Mike Huckabee won a reputation on the 2008 presidential trail as one of the most humorous, engaging speakers in the field.
His folksy presence and conservative voice won him a Fox television show after he lost the GOP nomination to Sen. John McCain. The roots of the former Arkansas governor's empathetic style were on display yesterday as Mr. Huckabee preached to an overflowing congregation at Christ Church at Grove Farm in Ohio Township.
Mr. Huckabee led off with a few jokes drawn from the campaign trail but mostly hewed to his other role as a Baptist minister as he discussed the New Testament parable of the Pharisee and the tax collector. The latter profession, he noted, was no more popular in the time of the Gospels than now. During more than five hours at the North Hills church complex, Mr. Huckabee also played the bass guitar and signed copies of his new book, "A Simple Christmas: Twelve Stories that Celebrate the True Holiday Spirit."
Several of the churchgoers who waited in long lines for an autographed copy of his book urged him to run for president again. In the next few weeks, his book-signing tour will take him back to Iowa, the site of the upset caucus victory that brought him to the front rank of the 2008 campaign.
Last month, a national Rasmussen poll of Republicans found the former governor in first place in an early trial heat of potential GOP nominees.
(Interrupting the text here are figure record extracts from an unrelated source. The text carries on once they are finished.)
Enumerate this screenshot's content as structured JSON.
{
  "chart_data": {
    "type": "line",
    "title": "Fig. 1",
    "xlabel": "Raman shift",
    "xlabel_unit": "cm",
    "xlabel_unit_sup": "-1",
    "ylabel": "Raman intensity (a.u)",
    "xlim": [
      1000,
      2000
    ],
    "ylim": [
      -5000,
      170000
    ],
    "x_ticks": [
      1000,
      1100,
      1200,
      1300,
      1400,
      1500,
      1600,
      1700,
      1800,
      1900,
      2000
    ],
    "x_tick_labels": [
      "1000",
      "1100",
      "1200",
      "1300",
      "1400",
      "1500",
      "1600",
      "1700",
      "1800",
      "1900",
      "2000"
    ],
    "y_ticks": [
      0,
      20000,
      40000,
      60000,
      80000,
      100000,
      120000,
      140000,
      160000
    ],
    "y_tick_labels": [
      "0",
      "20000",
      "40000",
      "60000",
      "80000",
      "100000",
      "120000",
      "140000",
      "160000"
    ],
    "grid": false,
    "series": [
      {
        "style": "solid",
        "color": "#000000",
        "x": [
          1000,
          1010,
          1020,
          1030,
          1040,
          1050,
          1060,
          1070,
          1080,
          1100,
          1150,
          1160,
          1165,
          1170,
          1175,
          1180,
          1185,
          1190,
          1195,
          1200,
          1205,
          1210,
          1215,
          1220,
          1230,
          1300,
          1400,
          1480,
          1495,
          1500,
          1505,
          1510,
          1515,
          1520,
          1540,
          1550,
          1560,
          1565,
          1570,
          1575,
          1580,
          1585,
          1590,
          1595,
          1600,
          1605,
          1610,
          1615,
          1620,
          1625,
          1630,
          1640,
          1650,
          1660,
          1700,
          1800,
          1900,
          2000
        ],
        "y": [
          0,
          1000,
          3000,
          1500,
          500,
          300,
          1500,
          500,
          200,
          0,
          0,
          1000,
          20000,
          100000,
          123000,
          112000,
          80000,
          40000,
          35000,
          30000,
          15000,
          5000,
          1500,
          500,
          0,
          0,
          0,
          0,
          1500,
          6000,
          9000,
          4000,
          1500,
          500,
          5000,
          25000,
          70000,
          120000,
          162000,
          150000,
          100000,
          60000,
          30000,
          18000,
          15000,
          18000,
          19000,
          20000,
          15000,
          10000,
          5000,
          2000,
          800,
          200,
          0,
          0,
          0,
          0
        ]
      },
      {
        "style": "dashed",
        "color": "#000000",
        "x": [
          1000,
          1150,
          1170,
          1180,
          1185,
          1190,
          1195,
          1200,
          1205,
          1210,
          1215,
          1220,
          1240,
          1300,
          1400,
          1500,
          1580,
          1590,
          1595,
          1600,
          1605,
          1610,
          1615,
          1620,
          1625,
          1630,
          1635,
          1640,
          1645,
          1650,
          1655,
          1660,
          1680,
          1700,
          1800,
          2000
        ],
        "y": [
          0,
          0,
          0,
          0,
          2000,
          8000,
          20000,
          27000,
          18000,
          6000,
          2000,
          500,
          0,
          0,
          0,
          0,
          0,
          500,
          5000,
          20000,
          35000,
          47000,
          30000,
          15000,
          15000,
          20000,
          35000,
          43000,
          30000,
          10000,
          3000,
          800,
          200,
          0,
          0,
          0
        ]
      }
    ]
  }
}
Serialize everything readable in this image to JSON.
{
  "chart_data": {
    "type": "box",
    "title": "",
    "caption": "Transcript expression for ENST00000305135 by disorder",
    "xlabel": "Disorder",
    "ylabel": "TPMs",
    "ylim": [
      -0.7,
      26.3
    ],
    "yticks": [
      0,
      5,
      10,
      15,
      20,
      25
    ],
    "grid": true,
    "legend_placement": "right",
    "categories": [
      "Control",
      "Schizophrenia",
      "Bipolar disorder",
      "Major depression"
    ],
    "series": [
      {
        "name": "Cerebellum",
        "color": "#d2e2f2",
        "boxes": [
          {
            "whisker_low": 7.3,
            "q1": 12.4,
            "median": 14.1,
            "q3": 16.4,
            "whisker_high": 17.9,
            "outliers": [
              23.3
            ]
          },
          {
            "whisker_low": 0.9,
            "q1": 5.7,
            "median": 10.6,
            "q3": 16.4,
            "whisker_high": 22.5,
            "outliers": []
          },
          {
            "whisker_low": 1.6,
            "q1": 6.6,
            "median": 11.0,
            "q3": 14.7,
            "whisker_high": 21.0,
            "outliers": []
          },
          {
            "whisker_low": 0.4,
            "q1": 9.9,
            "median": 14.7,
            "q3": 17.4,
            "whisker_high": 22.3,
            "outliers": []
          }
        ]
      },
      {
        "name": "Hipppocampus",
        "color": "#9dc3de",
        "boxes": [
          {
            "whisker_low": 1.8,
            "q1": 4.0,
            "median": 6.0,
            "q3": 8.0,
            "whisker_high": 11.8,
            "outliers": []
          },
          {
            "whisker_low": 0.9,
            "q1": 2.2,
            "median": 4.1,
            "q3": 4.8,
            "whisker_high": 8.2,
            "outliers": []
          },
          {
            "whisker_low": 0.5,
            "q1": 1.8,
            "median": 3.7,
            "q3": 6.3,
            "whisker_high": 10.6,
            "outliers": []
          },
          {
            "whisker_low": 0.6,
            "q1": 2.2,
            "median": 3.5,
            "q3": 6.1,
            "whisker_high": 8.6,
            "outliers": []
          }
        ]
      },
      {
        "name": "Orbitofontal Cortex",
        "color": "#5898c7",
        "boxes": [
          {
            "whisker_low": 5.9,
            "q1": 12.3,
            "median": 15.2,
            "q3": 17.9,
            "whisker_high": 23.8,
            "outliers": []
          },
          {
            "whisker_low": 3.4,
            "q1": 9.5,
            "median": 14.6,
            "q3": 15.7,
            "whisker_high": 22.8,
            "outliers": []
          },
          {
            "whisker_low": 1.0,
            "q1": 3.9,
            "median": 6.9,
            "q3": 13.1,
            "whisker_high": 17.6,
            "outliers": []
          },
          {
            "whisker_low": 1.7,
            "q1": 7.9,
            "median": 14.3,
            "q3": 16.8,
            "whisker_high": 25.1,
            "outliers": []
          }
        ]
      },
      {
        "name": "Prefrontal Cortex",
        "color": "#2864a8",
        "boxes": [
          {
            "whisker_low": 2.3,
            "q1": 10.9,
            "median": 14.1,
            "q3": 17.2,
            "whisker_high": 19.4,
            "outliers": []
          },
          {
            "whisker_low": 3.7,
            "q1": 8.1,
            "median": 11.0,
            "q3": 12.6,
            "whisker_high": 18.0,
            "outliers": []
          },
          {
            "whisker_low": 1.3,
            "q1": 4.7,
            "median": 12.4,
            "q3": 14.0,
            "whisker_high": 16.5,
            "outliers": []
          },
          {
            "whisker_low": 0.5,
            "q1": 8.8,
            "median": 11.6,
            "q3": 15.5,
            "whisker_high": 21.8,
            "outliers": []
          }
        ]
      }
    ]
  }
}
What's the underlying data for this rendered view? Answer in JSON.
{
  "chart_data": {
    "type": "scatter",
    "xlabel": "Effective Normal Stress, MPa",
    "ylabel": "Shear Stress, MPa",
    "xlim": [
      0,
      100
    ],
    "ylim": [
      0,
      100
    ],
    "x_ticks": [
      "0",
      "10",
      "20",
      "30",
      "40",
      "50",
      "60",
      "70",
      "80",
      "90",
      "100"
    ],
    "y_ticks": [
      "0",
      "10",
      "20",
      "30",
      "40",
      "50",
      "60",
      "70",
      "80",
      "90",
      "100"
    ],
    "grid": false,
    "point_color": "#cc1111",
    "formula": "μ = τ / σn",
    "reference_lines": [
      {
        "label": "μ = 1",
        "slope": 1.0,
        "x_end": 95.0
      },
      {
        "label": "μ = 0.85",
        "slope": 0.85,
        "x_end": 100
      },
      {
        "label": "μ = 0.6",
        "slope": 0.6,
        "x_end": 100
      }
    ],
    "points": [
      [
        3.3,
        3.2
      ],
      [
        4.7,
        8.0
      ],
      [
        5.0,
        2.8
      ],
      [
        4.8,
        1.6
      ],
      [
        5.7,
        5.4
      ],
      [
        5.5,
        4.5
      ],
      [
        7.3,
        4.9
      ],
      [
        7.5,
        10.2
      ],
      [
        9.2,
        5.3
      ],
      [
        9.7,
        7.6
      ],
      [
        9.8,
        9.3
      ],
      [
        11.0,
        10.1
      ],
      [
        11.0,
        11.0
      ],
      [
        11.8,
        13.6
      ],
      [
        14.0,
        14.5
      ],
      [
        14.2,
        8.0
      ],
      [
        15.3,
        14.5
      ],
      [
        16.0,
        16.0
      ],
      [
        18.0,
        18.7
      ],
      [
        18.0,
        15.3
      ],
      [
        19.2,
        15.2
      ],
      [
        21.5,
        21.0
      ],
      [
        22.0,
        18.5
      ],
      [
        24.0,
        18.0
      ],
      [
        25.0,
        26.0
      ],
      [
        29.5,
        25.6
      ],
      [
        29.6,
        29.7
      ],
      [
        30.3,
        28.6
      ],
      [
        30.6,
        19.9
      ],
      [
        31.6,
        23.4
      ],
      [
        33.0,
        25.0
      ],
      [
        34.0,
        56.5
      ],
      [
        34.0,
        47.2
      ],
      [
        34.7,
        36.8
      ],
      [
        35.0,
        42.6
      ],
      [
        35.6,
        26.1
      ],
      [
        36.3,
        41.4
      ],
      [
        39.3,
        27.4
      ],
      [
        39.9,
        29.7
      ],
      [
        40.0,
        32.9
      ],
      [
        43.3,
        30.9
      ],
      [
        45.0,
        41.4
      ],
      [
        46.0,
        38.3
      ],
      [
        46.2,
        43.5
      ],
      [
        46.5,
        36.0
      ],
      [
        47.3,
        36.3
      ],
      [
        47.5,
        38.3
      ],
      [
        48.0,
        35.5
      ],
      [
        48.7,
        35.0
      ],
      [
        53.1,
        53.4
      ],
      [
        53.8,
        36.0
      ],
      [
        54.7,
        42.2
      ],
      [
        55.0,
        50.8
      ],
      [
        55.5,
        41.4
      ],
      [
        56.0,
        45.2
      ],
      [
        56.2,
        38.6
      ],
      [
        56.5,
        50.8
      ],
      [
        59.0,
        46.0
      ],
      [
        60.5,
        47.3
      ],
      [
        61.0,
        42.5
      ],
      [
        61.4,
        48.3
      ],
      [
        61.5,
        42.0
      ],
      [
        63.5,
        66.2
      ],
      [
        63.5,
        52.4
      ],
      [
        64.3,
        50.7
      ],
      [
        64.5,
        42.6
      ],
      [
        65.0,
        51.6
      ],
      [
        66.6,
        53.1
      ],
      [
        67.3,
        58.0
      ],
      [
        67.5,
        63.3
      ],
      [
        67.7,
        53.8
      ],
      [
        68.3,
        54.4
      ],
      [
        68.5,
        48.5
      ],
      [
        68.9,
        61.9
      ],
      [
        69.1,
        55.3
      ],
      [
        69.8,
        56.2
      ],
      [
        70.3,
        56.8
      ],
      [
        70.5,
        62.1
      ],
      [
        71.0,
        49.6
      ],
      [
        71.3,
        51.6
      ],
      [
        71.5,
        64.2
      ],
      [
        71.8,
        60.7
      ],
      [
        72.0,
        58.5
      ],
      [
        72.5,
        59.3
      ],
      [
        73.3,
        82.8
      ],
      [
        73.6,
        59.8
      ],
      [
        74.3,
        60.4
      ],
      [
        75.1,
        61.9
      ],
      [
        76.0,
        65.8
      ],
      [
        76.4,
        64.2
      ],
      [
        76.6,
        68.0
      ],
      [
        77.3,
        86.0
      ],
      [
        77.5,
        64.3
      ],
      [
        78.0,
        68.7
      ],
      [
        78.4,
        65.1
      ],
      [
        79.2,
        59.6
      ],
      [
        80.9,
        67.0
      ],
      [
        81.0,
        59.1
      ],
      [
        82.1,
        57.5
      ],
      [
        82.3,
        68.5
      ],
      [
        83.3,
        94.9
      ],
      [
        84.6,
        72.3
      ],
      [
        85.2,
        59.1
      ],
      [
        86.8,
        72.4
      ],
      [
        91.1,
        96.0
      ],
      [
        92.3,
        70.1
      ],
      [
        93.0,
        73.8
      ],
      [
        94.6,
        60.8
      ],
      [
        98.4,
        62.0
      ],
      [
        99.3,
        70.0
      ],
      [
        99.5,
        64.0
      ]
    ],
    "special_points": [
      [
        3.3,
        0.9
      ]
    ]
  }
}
He had 29 percent, followed by former Massachusetts Gov. Mitt Romney at 24 percent; former vice presidential nominee Sarah Palin was at 18 percent; former House Speaker Newt Gingrich took 14 percent; and Minnesota Gov. Tim Pawlenty had 4 percent.
Such a finding can't be considered a meaningful guide to the odds on a race three years away; at the same time in the 2008 election cycle, Mr. Huckabee would not even have been an asterisk in the standings. Still, his partisans are encouraged that in a similar Rasmussen survey, last summer, he was essentially tied with Ms. Palin, a clear potential rival for the social conservatives who were the key to his Iowa upset.
Speaking to reporters after the second of the two services in which he spoke, Mr. Huckabee insisted that, despite "all this hype about 2012," it was too early for any candidate to be making plans for the next presidential election.
"We're not even a year into this administration," he said. Mr. Huckabee noted that the 2012 landscape would be shaped by any number yet-to-be-determined events, prominent among them being the results of next year's mid-term congressional elections.
Reflecting some of the same currents that steered Mr. Huckabee's come-from-behind triumph over the better-funded Mr. Romney in the 2008 caucuses, and some of the current fissures in the national GOP, the Iowa Republican party is now going through an intense internal battle in the early stages of a wide open race to choose its gubernatorial nominee next year.
Another case of GOP fratricide is playing out in upstate New York, where the Republican nominee in a special congressional election, Dede Scozzafava, suspended her campaign over the weekend and endorsed her Democratic opponent in the face of a challenge from a more conservative candidate, Doug Hoffman. Mr. Hoffman surged ahead of the GOP establishment choice on the strength his own attacks and those of national conservative voices who assailed Ms. Scozzafava for her more liberal views on social issues such as abortion.
While some Republicans have bemoaned the special election infighting as an impediment to GOP efforts to portray itself as a "big tent" party, Mr. Huckabee said the developments were healthy.
"The Republican Party is strongest when it's a conservative party," he said. As an example, he cited former President George H.W. Bush. Mr. Huckabee ascribed the 41st president's 1988 victory to the fact that he ran then as a conservative. In 1992, he argued, Mr. Bush lost to Bill Clinton because he had moved middle on issues such as taxes.
Hundreds of churchgoers formed a line that persisted for more than an hour after the second of his two sermons. Mostly they waited for Mr. Huckabee to personalize their books. Many posed for pictures with the once and perhaps future White House aspirant. A few had more unusual requests.
With traffic backed up on choked Ohio Township roads, the church had briefly delayed the starting time of its second service. To fill the unplanned gap, Mr. Huckabee, who plays with his band, The Little Rockers, on his Fox television show, borrowed a bass guitar to join in an impromptu concert with the church's musicians.
Keren Lee, the owner of the Fender bass, smiled as Mr. Huckabee autographed its neck.
"He's a good player," Mr. Lee said. "He knows what he's doing."